Tais fatores alimentam ceticismos e colocam em risco todo o rico debate e práticas de sustentabilidade empresarial, classificando-os como utopia e, portanto, inalcançáveis.

O relatório GlobeScan/SustainAbility Survey auxilia-nos a perceber como anda a performance das várias lideranças mundiais a respeito do seu desempenho com vistas na sustentabilidade, como também a reiterar o recado para que  os líderes do setor público e das empresas realizem o exercício de compreensão sobre o que está ocorrendo com o grande público, com os stakeholders, impactados de forma direta ou indireta pelos seus atos.

Não somente as ruas estão dando tom das insatisfações e anseios da população, como também o fato de que as pessoas estão expressando o que sentem e sabem a respeito de seu país. Sua cidade é um elemento fundamental a ser discutido dentro dos gabinetes do setor público e das salas de reunião do conselho de administração das empresas, como subsídio primordial para se pensar em mudanças de fato para a sustentabilidade.

Sustentabilidade não é projeto que se construa somente em pranchetas de marqueteiros políticos em época de campanha ou nos novos projetos de marketing para lançamento de produtos, mas na discussão séria de como anda a capacidade de ouvir e dialogar serena e seriamente com o presente, com as massas e com as emergências que estão não mais batendo às portas de todos, mas, estourando nas ruas, nas esquinas e em cada lar.

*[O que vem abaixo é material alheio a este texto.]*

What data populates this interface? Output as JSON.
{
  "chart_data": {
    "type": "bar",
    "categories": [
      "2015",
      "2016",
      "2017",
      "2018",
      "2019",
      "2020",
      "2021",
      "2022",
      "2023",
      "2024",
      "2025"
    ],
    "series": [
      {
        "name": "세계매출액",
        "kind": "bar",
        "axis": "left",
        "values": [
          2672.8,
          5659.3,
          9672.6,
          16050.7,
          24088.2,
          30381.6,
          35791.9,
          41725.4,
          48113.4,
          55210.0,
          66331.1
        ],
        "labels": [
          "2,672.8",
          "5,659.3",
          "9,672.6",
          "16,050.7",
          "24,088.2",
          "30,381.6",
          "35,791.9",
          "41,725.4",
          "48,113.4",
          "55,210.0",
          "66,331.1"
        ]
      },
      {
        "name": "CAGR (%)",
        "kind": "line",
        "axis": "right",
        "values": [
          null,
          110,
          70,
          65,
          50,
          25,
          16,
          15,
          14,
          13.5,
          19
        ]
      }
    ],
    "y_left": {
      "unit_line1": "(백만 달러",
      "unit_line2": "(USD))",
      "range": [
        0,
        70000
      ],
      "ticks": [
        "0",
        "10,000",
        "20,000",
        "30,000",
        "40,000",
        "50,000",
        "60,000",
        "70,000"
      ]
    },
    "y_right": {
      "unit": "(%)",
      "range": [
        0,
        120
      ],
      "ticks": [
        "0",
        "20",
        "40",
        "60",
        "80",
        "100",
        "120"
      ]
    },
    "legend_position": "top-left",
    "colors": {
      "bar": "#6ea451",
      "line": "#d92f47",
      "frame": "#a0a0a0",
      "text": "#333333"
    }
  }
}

É preciso ouvir e compreender mais o momento histórico mundial, caso contrário, qualquer proposta de desenvolvimento sustentável lançada irá ser classificada “para além de utopia”, correndo o risco de cair na casa da esquizofrenia ou da chacota daqueles setores que ainda lucram muito com a economia marrom e todas as suas desgraças socioambientais conhecidas por parte de todos nós.

José Gonçales Junior é geógrafo pela USP, MBA em Sustentabilidade pela FGV/SP, consultor em Desenvolvimento Sustentável, docente de pós-graduação em faculdades em Campinas e São Paulo na área ambiental – sustentabilidade e ambientalista.